Di samping mengajarkan ilmu agama yang ia peroleh dari pesantren, Mang Sumar juga aktif di sebuah partai Islam yang berlambang Ka’bah saat itu. Ia merupakan tokoh pemuda yang menjadi banyak pengikut. Aktivitas politiknya itulah yang membuatnya menjadi target operasi pihak penguasa yang otoriter saat itu.

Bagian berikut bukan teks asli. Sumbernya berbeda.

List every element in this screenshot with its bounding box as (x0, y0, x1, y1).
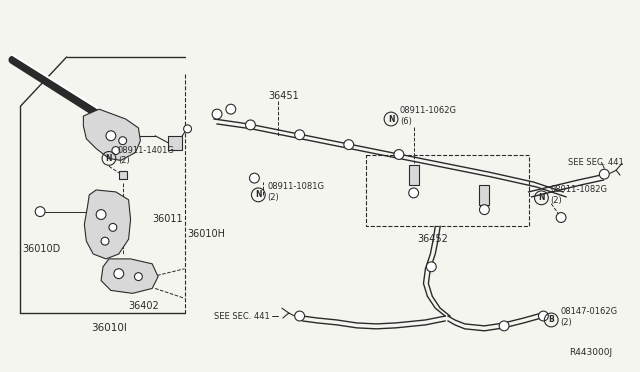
Text: 36010I: 36010I (91, 323, 127, 333)
Circle shape (344, 140, 354, 150)
Polygon shape (84, 190, 131, 259)
Circle shape (409, 188, 419, 198)
Circle shape (600, 169, 609, 179)
Circle shape (538, 311, 548, 321)
Text: 08911-1062G
(6): 08911-1062G (6) (400, 106, 457, 126)
Text: B: B (548, 315, 554, 324)
Bar (367, 155, 529, 227)
Text: 08911-1082G
(2): 08911-1082G (2) (550, 185, 607, 205)
Circle shape (112, 147, 120, 154)
Text: 36451: 36451 (268, 92, 299, 101)
Circle shape (119, 137, 127, 145)
Circle shape (394, 150, 404, 160)
Circle shape (114, 269, 124, 279)
Bar (479, 185, 490, 205)
Circle shape (226, 104, 236, 114)
Circle shape (106, 131, 116, 141)
Text: 36010H: 36010H (188, 229, 225, 239)
Text: 08911-1081G
(2): 08911-1081G (2) (267, 182, 324, 202)
Circle shape (479, 205, 490, 215)
Text: SEE SEC. 441: SEE SEC. 441 (568, 158, 624, 167)
Bar (119, 171, 127, 179)
Bar (409, 165, 419, 185)
Polygon shape (83, 109, 140, 160)
Text: 08911-1401G
(2): 08911-1401G (2) (118, 146, 175, 165)
Circle shape (96, 210, 106, 219)
Text: N: N (106, 154, 112, 163)
Circle shape (101, 237, 109, 245)
Circle shape (426, 262, 436, 272)
Text: 36010D: 36010D (22, 244, 61, 254)
Text: 36011: 36011 (152, 215, 183, 224)
Circle shape (35, 207, 45, 217)
Text: SEE SEC. 441: SEE SEC. 441 (214, 311, 270, 321)
Polygon shape (101, 259, 158, 294)
Text: N: N (538, 193, 545, 202)
Circle shape (294, 130, 305, 140)
Circle shape (294, 311, 305, 321)
Circle shape (250, 173, 259, 183)
Circle shape (212, 109, 222, 119)
Circle shape (134, 273, 142, 280)
Circle shape (556, 212, 566, 222)
Circle shape (246, 120, 255, 130)
Bar (168, 136, 182, 150)
Text: 08147-0162G
(2): 08147-0162G (2) (560, 307, 617, 327)
Text: R443000J: R443000J (569, 349, 612, 357)
Text: N: N (388, 115, 394, 124)
Text: 36402: 36402 (129, 301, 159, 311)
Circle shape (184, 125, 191, 133)
Circle shape (109, 224, 116, 231)
Circle shape (499, 321, 509, 331)
Text: 36452: 36452 (417, 234, 449, 244)
Text: N: N (255, 190, 262, 199)
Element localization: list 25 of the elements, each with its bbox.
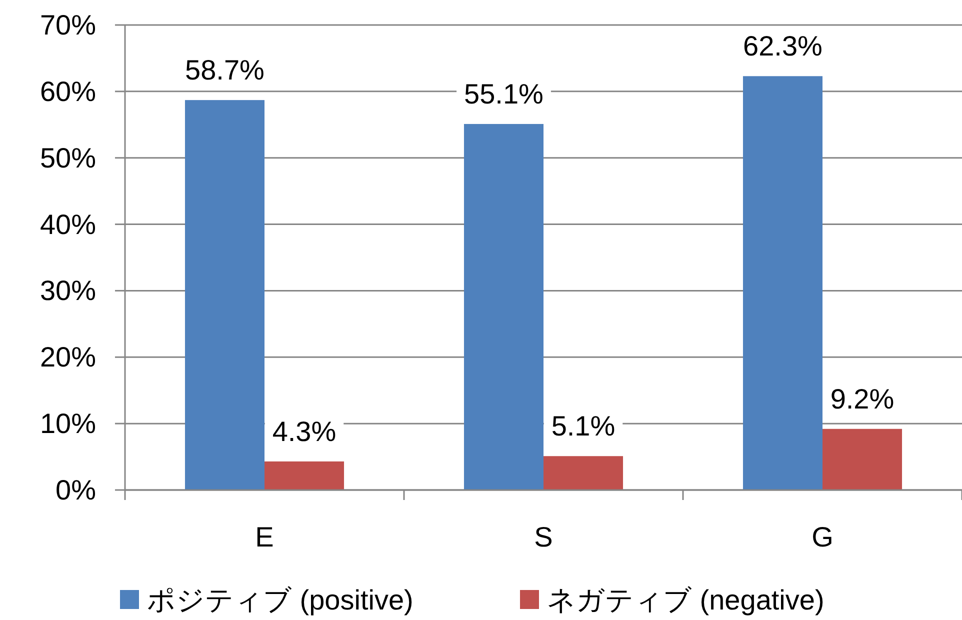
data-label: 55.1%	[464, 78, 544, 110]
y-tick-label: 30%	[40, 275, 96, 306]
y-tick-label: 10%	[40, 408, 96, 440]
bar	[822, 428, 902, 490]
data-label: 58.7%	[185, 54, 264, 86]
bar	[544, 456, 624, 490]
bar	[184, 100, 264, 490]
data-label: 4.3%	[272, 416, 336, 447]
y-tick-label: 40%	[40, 208, 96, 240]
bar	[464, 124, 544, 490]
data-label: 5.1%	[551, 410, 616, 442]
bar	[264, 461, 344, 490]
y-tick-label: 50%	[40, 142, 96, 174]
y-tick-label: 0%	[56, 474, 96, 506]
legend-label: ポジティブ (positive)	[147, 584, 414, 616]
bar	[742, 76, 822, 490]
data-label: 9.2%	[830, 383, 894, 414]
x-tick-label: G	[812, 522, 834, 552]
y-tick-label: 20%	[40, 342, 96, 373]
x-tick-label: E	[255, 522, 274, 552]
x-tick-label: S	[534, 522, 553, 552]
y-tick-label: 70%	[40, 10, 96, 40]
y-tick-label: 60%	[40, 76, 96, 107]
legend-label: ネガティブ (negative)	[547, 584, 824, 616]
data-label: 62.3%	[743, 30, 822, 62]
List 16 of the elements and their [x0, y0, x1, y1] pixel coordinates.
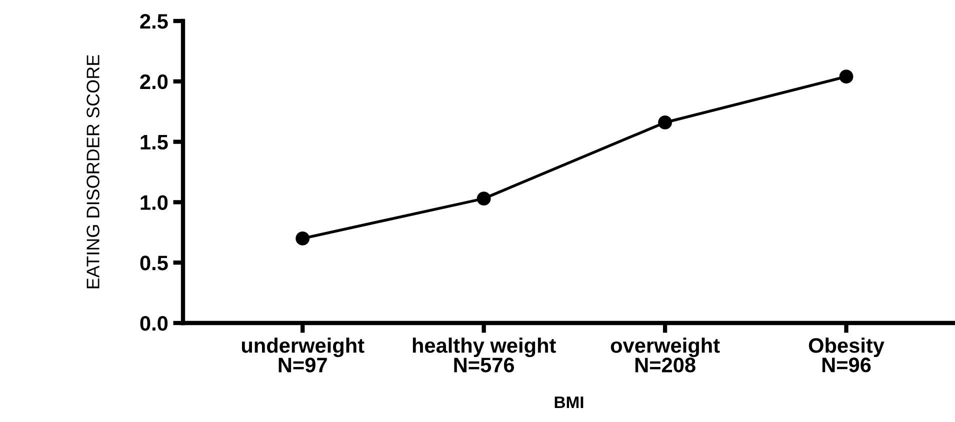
x-tick-label: overweight N=208 — [610, 338, 720, 372]
x-tick-label: healthy weight N=576 — [412, 338, 556, 372]
y-tick-label: 1.0 — [140, 195, 168, 210]
y-tick-label: 2.0 — [140, 74, 168, 90]
point — [296, 231, 310, 246]
y-tick-label: 2.5 — [140, 14, 168, 29]
y-tick-label: 0.5 — [140, 256, 168, 270]
point — [658, 116, 672, 130]
x-tick-label: Obesity N=96 — [808, 338, 884, 372]
y-tick-label: 1.5 — [140, 135, 168, 150]
x-axis-title: BMI — [554, 396, 584, 408]
y-axis-title: EATING DISORDER SCORE — [86, 55, 100, 288]
x-tick-label: underweight N=97 — [242, 338, 364, 372]
point — [476, 192, 491, 206]
point — [839, 70, 854, 84]
y-tick-label: 0.0 — [140, 316, 168, 331]
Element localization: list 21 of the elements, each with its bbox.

Meski tidak menjadi pemenang, partai yang ia ikuti justru meraih suara yang signifikan dalam Pemilu 1982 itu. Bahkan jauh di atas Pemilu 1977. Hal itu pula yang membuat geram para penguasa saat itu. Tampaknya, lonjakan suara itu tidak diprediksi oleh pihak penguasa. Mereka menganggap bahwa suara di Amis dan sekitarnya sudah bisa dikuasai.

Di sisi lain, Mang Sumar, yang bernama lengkap Sumarudin, juga sebenarnya menjadi korban dendam pribadi seorang oknum pengurus partai penguasa saat itu. Dendam pribadi itu lantas dibungkus oleh kepentingan politik sehingga tidak kentara di mata masyarakat. Sang oknum tersebut dendam karena Ustaz Sumar menjadi orang yang mengalahkannya dalam perebutan warisan.

Sebagaimana diketahui, dalam hukum warisan Islam (faraidh), bagian anak laki-laki adalah 2 bagian anak perempuan. Karena memang dianggap sebagai orang yang memiliki ilmu agama yang dalam, Ustaz Sumar pun diminta untuk membagi warisan keluarga sang oknum tersebut berdasarkan hukum Islam. Istri sang oknum pengurus partai berlambang beringin itu adalah salah satu ahli waris. Tak ayal, karena perempuan, bagian warisannya pun lebih kecil dari saudaranya yang lelaki.

Kini, makam Mang Sumar sering diziarahi oleh masyarakat Amis dan sekitarnya. Bahkan terkadang datang pula orang-orang dari luar Indramayu. Ia kini telah menjadi legenda masyarakat Amis. Legenda tentang keberanian seorang anak manusia untuk mengambil pilihan yang berbeda dengan pilihan penguasa yang lalim. Meskipun taruhannya adalah nyawanya sendiri. Legenda tentang orang yang tidak mementingkan keselamatannya sendiri namun lebih mementingkan keselamatan keluarga dan para santrinya. Legenda tentang seorang pendekar yang santun dan murah senyum. Ia membawa harum nama desanya, meski nama desanya itu sendiri adalah Amis. Ia telah menorehkan tinta emas dalam kehidupannya yang relatif singkat.

Meski hingga kini, tak pernah diungkap siapa pelaku pembunuh diri Ustaz Sumar, namun Sang Pemilik Kehidupan tentu akan membalas setiap kebaikan dan menghukum setiap kejahatan yang dilakukan makhluk-Nya. Kisah tragis kematian Ustaz Sumar juga merupakan sepenggal sejarah kelam tentang penguasa masa lalu di negeri ini. Penguasa otoriter yang bermimpi untuk melanggengkan kekusaannya dengan menghalalkan segala cara.